I am running into a problem when creating a sankey plot because of the structure of my data.
Below is a sample dataframe. I am interested in the transformations of each feature across different stages and need the node sizes to represent a number of features per category at each stage. The problem is that at Stages 1 and 2 some of the features have two assigned categories. I need sankey to show that:
df = data.frame(Features = c("Feature1", "Feature2", "Feature3", "Feature4", "Feature5"),
Stage1 = c("A", "A&B", "B", "B&C", "C"),
Stage2 = c("D", "D&E", "F", "F&G", "G"),
Stage3 = c("a", "b", "c", "d", "e"),
Stage4 = c("f", "f", "f", "g", "g"))
I split the values in the nodes with more than one category
library(tidyr)
df_sep <- df|>
separate_rows(Stage1, sep = "&")|>
separate_rows(Stage2, sep = "&")
Now, I tried using ggsankey, but when make the df_sep long, the splitted rows are dublicated, and since the node size is controlled by the frequency in "x" and "next_x" columns, the node sizes at the Stage 3 become unequal.
library(ggplot2)
library(ggsankey)
sankey_data <- df_sep |>
ggsankey::make_long(Stage1, Stage2, Stage3, Stage4)

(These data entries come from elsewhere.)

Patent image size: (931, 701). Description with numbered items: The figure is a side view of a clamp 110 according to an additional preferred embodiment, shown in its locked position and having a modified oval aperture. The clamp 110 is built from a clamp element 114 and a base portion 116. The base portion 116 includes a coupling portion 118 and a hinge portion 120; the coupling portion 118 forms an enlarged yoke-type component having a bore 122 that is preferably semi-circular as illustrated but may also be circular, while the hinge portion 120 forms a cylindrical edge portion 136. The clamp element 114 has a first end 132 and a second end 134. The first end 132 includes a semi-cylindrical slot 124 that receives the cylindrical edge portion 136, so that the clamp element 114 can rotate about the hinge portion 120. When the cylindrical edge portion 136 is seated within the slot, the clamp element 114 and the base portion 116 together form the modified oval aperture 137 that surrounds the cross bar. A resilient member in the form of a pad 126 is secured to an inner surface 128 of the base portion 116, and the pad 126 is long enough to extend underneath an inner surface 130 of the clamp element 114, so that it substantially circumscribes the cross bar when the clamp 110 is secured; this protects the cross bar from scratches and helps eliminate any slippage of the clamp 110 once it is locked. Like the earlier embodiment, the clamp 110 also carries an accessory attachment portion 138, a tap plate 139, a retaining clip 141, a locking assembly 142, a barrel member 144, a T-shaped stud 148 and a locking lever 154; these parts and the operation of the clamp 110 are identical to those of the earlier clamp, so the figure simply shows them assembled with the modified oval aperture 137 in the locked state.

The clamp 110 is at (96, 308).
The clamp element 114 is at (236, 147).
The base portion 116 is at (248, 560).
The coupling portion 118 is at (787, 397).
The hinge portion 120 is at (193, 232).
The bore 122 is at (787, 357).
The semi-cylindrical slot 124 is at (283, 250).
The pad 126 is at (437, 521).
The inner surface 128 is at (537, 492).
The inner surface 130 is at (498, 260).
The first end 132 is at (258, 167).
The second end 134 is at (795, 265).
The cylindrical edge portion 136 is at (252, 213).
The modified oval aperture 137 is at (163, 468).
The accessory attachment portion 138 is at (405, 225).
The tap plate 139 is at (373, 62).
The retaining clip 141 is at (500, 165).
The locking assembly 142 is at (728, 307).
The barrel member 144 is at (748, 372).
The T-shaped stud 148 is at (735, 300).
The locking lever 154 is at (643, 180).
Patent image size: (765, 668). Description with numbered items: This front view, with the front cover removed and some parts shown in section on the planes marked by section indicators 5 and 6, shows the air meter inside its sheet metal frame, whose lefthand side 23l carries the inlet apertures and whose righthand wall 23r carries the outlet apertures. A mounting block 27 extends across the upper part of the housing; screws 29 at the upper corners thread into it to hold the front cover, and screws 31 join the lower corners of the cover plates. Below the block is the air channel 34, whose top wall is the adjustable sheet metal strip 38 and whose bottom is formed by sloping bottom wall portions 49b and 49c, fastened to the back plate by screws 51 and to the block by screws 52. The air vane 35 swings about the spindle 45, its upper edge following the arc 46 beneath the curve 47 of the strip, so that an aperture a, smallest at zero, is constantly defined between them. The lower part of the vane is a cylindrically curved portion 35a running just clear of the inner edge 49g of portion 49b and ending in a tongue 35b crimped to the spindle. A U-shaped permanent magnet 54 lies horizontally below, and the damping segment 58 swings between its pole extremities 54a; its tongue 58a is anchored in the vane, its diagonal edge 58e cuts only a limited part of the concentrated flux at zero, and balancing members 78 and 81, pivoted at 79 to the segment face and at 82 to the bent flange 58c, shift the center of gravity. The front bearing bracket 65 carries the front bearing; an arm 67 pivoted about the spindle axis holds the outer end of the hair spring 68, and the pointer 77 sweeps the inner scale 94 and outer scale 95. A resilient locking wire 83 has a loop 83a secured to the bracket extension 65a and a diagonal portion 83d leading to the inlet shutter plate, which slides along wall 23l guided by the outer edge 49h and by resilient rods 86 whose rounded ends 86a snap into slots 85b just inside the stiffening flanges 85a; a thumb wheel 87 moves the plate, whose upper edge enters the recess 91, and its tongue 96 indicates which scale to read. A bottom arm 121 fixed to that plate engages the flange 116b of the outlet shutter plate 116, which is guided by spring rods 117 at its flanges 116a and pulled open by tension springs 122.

ggplot(sankey_data, aes(x = x,
next_x = next_x,
node = node,
next_node = next_node,
fill = node,
label = node)) +
geom_sankey()
I tried looking into networkD3, but the code below gives my a blank white sheet, not sure what's happening there...
library(tidyr)
library(dplyr)
library(networkD3)
links <- df_sep |>
pivot_longer(cols = c(Stage1, Stage2, Stage3, Stage4),
names_to = "source",
values_to = "target") |>
group_by(source, target) |>
summarise(value = length(unique((Features))))

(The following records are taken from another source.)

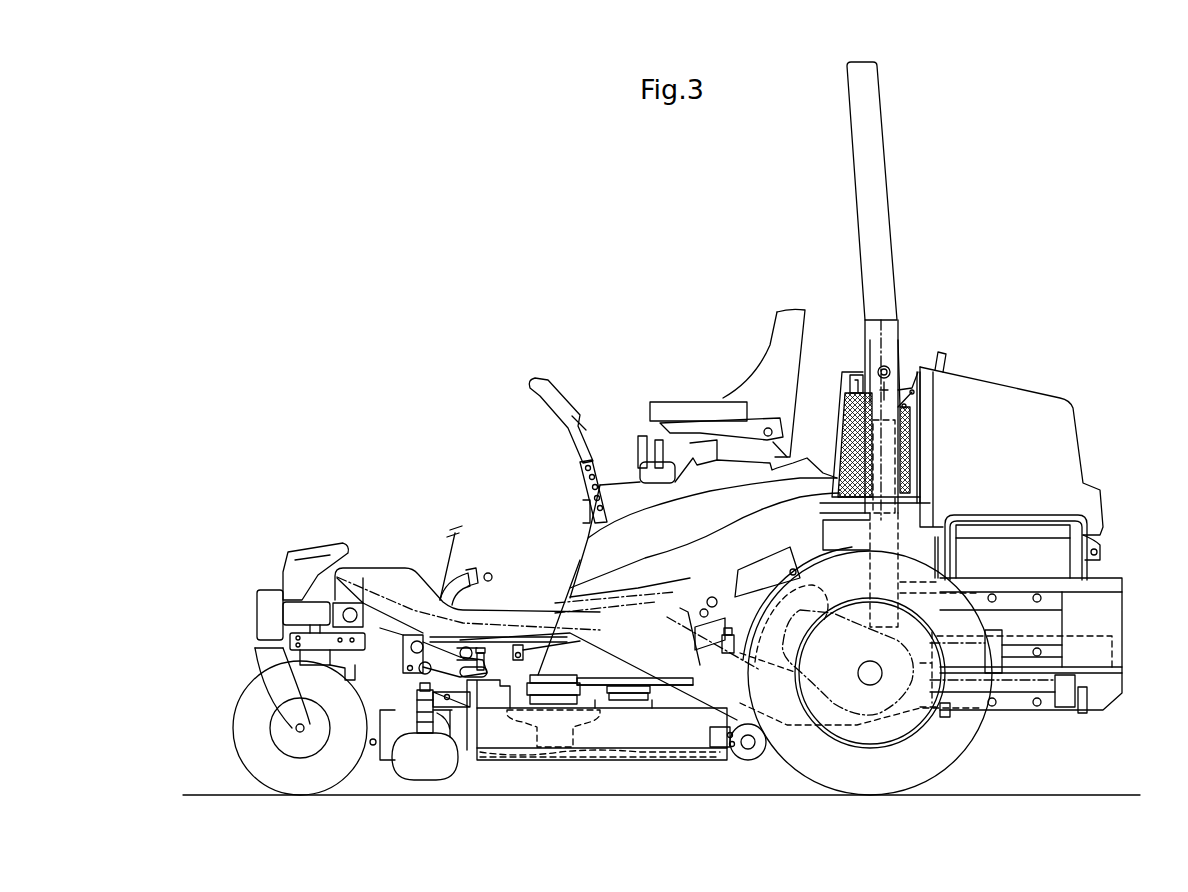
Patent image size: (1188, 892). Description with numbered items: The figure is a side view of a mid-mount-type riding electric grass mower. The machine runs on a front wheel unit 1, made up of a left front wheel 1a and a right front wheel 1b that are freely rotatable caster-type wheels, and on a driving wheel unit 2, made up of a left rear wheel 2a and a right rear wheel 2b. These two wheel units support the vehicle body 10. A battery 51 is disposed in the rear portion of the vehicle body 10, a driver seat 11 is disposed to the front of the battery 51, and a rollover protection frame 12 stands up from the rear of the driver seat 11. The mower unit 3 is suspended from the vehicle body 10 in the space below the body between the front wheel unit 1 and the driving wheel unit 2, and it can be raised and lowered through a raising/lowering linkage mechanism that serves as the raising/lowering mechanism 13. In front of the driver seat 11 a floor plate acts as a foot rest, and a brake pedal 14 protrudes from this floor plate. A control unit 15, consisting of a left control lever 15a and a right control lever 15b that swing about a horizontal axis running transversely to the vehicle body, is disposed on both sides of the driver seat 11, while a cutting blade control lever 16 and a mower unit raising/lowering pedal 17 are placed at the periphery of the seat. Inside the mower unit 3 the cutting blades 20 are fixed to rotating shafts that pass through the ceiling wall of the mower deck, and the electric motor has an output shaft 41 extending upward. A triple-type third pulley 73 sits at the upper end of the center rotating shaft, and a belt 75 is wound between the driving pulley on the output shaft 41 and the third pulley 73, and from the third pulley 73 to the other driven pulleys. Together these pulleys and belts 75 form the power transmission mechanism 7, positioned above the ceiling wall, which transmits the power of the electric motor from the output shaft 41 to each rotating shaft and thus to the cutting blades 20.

The left front wheel 1a is at (250, 692).
The right front wheel 1b is at (250, 692).
The front wheel unit 1 is at (240, 733).
The left rear wheel 2a is at (915, 654).
The right rear wheel 2b is at (915, 654).
The driving wheel unit 2 is at (967, 727).
The mower unit 3 is at (645, 763).
The power transmission mechanism 7 is at (563, 668).
The vehicle body 10 is at (388, 567).
The driver seat 11 is at (766, 362).
The rollover protection frame 12 is at (863, 165).
The raising/lowering mechanism 13 is at (400, 675).
The brake pedal 14 is at (458, 532).
The left control lever 15a is at (512, 450).
The right control lever 15b is at (512, 450).
The control unit 15 is at (545, 400).
The cutting blade control lever 16 is at (641, 434).
The mower unit raising/lowering pedal 17 is at (658, 438).
The cutting blade 20 is at (527, 760).
The output shaft 41 is at (630, 675).
The battery 51 is at (1100, 637).
The third pulley 73 is at (541, 670).
The belt 75 is at (588, 683).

nodes <- data.frame(name = unique(c(links$source, links$target)))
sankeyNetwork(Links = links, Nodes = nodes,
Source = "source", Target = "target",
Value = "value", NodeID = "name",
fontSize = 12, nodeWidth = 30)
Any suggestions on how can I controll the size of the nodes in ggsankey? Or how what is the problem with networkD3? Or better to use another package alltogether in this case? Or maybe some ideas on how to manipulate the data differently to fix this?
The sankey plot you've posted looks correct to me given the data you're using, so I'm not sure which lines you think are duplicated.
The networkD3
code does not work because you must refer to the nodes in your links
data frame with the 0-based index of the nodes in your nodes
data frame, which you can achieve like this...
df = data.frame(Features = c("Feature1", "Feature2", "Feature3", "Feature4", "Feature5"),
Stage1 = c("A", "A&B", "B", "B&C", "C"),
Stage2 = c("D", "D&E", "F", "F&G", "G"),
Stage3 = c("a", "b", "c", "d", "e"),
Stage4 = c("f", "f", "f", "g", "g"))
df_sep <-
df |>
tidyr::separate_rows(Stage1, sep = "&") |>
tidyr::separate_rows(Stage2, sep = "&")
links <-
df_sep |>
dplyr::mutate(row = dplyr::row_number()) |>
tidyr::pivot_longer(
cols = dplyr::starts_with("Stage"),
names_to = "col",
names_pattern = "Stage(.*)",
names_transform = as.integer,
values_to = "source"
) |>
dplyr::mutate(target = dplyr::lead(source), .by = "row") |>
dplyr::filter(!is.na(target)) |>
dplyr::summarise(value = dplyr::n(), .by = c(source, target))
nodes <- data.frame(name = unique(c(links$source, links$target)))
# use the 0-based index of nodes in the nodes data frame as the ID
links$source_id <- match(links$source, nodes$name) - 1
links$target_id <- match(links$target, nodes$name) - 1
networkD3::sankeyNetwork(
Links = links,
Nodes = nodes,
Source = "source_id",
Target = "target_id",
Value = "value",
NodeID = "name",
fontSize= 12,
nodeWidth = 30
)
#> Links is a tbl_df. Converting to a plain data frame.